Full-scale Representation Guided Network for Retinal Vessel Segmentation

TL;DR

A Full-Scale Guided Network (FSG-Net) is introduced, where a novel feature representation module using modernized convolution blocks effectively captures full-scale structural information, while a guided convolution block subsequently refines this information.

Abstract

The U-Net architecture and its variants have remained state-of-the-art (SOTA) for retinal vessel segmentation over the past decade. In this study, we introduce a Full-Scale Guided Network (FSG-Net), where a novel feature representation module using modernized convolution blocks effectively captures full-scale structural information, while a guided convolution block subsequently refines this information. Specifically, we introduce an attention-guided filter within the guided convolution block, leveraging its similarity to unsharp masking to enhance fine vascular structures. Passing full-scale information to the attention block facilitates the generation of more contextually relevant attention maps, which are then passed to the attention-guided filter, providing further refinement to the segmentation performance. The structure preceding the guided convolution block can be replaced by any U-Net variant, ensuring flexibility and scalability across various segmentation tasks. For a fair comparison, we re-implemented recent studies available in public repositories to evaluate their scalability and reproducibility.
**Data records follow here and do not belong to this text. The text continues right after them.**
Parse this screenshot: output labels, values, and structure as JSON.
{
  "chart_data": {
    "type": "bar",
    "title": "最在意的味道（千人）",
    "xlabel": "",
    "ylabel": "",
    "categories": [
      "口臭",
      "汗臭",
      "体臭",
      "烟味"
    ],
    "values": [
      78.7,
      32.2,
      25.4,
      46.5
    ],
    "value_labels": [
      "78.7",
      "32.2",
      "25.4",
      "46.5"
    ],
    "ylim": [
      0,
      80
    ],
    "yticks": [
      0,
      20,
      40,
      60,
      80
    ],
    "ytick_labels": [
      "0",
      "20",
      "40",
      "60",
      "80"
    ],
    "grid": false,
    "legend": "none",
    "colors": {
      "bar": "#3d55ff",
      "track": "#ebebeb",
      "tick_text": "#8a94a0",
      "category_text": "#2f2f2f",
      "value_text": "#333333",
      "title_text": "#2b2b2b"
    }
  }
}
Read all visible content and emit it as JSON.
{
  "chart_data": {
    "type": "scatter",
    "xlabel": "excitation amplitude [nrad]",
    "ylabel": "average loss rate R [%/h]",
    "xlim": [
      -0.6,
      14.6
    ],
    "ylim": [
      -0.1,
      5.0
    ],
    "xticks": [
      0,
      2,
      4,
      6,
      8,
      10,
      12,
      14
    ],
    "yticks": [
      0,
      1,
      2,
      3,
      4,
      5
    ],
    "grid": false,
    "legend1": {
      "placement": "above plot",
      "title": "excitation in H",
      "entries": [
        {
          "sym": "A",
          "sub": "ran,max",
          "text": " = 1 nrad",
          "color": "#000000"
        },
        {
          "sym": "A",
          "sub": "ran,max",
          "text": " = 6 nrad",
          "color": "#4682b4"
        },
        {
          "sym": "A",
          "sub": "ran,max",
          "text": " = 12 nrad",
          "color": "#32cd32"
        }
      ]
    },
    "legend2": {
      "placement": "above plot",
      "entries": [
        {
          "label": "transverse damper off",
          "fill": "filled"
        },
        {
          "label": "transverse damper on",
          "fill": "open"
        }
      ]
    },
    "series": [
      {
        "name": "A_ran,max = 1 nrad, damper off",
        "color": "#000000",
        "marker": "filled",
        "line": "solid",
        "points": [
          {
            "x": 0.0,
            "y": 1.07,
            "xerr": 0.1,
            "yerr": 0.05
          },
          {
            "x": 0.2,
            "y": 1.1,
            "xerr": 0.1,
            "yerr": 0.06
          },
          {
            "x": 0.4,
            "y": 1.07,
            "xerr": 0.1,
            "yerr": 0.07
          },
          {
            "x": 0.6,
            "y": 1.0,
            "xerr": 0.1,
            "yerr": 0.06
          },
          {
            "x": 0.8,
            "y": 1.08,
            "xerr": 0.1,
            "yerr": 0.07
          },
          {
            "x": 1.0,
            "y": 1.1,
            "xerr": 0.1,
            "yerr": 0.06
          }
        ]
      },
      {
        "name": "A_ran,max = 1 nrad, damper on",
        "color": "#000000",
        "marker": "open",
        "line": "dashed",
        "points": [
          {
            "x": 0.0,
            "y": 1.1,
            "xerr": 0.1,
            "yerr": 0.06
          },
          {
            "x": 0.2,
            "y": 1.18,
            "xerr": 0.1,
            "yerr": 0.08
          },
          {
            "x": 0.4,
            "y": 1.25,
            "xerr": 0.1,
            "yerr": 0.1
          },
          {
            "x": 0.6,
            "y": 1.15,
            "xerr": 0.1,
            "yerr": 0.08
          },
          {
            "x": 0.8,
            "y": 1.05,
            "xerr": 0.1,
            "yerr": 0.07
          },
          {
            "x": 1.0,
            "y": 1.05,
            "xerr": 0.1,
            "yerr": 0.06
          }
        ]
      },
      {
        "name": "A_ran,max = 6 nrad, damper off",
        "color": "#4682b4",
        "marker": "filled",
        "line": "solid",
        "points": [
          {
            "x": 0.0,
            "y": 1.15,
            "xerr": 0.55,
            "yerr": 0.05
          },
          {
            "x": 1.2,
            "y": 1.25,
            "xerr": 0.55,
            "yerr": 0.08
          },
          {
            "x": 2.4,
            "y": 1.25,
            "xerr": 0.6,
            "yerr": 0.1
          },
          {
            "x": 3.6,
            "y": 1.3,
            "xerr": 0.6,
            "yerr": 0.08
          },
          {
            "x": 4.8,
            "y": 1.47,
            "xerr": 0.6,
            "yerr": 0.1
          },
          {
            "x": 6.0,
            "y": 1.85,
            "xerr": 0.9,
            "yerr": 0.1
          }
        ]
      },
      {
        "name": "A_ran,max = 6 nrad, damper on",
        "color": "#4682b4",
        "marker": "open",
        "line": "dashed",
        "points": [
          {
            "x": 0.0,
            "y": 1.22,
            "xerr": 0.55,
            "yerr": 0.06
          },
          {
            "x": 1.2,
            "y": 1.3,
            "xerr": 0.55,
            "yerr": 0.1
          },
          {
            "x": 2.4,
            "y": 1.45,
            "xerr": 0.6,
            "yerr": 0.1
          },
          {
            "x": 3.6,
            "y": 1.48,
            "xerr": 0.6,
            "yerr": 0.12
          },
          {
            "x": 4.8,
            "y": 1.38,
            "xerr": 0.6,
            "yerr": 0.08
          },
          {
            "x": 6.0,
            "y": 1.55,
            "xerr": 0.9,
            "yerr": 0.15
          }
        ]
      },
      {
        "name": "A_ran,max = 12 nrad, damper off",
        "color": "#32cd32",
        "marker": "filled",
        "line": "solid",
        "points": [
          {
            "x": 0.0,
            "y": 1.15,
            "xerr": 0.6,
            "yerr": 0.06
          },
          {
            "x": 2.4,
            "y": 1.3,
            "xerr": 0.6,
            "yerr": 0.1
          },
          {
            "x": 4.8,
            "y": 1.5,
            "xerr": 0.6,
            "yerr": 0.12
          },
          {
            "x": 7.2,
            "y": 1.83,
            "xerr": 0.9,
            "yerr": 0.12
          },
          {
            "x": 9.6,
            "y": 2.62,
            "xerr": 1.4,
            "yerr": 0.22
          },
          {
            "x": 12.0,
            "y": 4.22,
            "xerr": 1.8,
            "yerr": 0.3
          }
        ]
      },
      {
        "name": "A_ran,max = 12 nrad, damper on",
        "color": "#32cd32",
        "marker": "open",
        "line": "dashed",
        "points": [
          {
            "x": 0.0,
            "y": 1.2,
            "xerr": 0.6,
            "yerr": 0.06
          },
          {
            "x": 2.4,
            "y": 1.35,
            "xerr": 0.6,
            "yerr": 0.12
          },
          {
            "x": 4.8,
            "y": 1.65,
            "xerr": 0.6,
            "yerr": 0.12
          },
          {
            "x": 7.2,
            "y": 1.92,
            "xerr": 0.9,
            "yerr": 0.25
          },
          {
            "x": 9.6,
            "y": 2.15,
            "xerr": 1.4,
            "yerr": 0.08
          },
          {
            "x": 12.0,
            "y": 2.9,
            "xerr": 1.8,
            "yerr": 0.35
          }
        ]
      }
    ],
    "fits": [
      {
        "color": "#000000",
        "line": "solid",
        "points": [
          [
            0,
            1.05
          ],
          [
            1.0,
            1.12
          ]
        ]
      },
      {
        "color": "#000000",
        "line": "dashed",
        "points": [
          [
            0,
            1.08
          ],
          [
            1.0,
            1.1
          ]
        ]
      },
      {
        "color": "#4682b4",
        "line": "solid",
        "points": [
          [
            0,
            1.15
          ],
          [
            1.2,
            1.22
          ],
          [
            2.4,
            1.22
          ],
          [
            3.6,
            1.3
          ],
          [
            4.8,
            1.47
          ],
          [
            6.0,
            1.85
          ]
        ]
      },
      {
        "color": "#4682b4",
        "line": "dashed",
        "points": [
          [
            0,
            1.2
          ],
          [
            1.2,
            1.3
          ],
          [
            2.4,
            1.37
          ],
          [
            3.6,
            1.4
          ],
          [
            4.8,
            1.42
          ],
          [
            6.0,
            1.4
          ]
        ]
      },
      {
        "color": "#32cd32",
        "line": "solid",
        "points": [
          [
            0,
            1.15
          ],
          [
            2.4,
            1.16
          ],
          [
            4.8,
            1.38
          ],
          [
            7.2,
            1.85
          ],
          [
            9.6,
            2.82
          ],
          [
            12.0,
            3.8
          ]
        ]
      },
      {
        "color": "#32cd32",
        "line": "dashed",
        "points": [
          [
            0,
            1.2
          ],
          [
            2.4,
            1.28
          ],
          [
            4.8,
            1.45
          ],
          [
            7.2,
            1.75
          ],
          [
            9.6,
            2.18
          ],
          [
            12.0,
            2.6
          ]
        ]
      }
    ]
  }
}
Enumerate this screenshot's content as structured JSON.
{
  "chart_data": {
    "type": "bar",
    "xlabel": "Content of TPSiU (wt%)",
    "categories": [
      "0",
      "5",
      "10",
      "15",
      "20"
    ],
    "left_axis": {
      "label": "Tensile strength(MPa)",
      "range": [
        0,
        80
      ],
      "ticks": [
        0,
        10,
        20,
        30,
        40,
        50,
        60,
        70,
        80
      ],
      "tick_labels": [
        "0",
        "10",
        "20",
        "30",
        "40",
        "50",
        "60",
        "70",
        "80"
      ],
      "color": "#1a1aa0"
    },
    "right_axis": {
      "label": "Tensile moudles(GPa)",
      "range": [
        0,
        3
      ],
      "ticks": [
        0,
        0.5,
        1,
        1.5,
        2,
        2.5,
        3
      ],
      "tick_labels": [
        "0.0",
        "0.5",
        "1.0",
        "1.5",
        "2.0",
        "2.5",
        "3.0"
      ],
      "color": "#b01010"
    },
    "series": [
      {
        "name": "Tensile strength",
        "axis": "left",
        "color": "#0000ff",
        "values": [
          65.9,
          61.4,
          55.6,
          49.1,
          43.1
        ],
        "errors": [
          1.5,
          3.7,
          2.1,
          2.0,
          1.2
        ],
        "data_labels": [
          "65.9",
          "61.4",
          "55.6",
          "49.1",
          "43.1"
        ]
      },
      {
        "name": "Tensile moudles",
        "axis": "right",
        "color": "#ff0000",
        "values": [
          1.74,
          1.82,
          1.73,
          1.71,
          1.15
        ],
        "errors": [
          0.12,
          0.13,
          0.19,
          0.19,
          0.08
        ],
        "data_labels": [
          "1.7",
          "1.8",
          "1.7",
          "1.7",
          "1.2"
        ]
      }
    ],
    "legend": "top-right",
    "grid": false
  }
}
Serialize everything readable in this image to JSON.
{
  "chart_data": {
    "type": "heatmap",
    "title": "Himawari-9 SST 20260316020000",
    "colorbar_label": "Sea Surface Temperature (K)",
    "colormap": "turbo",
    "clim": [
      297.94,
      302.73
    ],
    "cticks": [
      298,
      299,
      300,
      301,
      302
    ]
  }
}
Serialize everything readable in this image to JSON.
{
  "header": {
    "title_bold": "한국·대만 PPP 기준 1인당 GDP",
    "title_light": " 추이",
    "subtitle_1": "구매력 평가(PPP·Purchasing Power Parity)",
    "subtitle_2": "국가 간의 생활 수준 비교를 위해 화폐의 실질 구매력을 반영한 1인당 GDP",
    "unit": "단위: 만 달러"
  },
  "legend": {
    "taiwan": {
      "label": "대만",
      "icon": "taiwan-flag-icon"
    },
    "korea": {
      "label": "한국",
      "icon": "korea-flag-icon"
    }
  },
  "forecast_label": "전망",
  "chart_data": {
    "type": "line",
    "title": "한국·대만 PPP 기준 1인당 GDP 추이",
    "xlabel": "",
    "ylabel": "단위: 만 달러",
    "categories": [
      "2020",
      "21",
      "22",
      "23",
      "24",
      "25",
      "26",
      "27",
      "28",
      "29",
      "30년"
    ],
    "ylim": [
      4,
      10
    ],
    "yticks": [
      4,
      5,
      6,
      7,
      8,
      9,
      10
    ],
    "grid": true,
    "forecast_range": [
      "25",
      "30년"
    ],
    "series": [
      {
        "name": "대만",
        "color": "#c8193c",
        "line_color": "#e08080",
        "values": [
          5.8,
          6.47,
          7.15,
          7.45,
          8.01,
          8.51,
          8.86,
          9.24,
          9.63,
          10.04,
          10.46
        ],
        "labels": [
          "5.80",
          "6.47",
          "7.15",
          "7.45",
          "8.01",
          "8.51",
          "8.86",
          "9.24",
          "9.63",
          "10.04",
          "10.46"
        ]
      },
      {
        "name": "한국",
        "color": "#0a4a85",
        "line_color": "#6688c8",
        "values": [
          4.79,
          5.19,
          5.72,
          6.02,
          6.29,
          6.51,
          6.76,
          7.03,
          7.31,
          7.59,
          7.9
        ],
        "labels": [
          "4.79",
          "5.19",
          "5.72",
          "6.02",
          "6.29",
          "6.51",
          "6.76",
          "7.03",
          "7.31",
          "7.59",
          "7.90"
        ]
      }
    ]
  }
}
Our experiments demonstrate that, despite its compact architecture, FSG-Net delivers performance competitive with SOTA methods across multiple public datasets. Ablation studies further demonstrate that each proposed component meaningfully contributes to this competitive performance. Our code is available on https://github.com/ZombaSY/FSG-Net-pytorch.

Figures (6)

• Figure 1: F1 scores of compared networks on the DRIVE dataset, measured against the validation dataset comprising zero-padded images of resolution 608$\times$608. Among the considered architectures, FSG-Net-T achieved a superior F1 score compared to competitive models while maintaining a reduced parameter size relative to its counterparts. Additionally, the FSG-Net achieved the highest F1 scores while possessing a median parameter size.
• Figure 2: Network architecture of the proposed FSG-Net. In the feature representation network (left), down-convolution layers concatenate separately extracted features, connected via deep bottleneck structures to up-convolution layers. The red dashed boxes highlight feature merging from multiple scales. The guided convolution block (right) employs Guided Residual Modules (GRM) to refine multi-scale features. $S_i$ indicates each stage, and $y_i$ represents labels, where $y_2$ and $y_3$ are downsampled from the original label $y_1$ by interpolation.
• Figure 3: The evolutionary structure from (a): Depthwise residual block, (b): Inverted residual block to (c): The proposed convolution block.
• Figure 4: Detailed structure of guided residual module (GRM)
• Figure 5: Qualitative comparison of the top-3 performing models on the DRIVE validation set.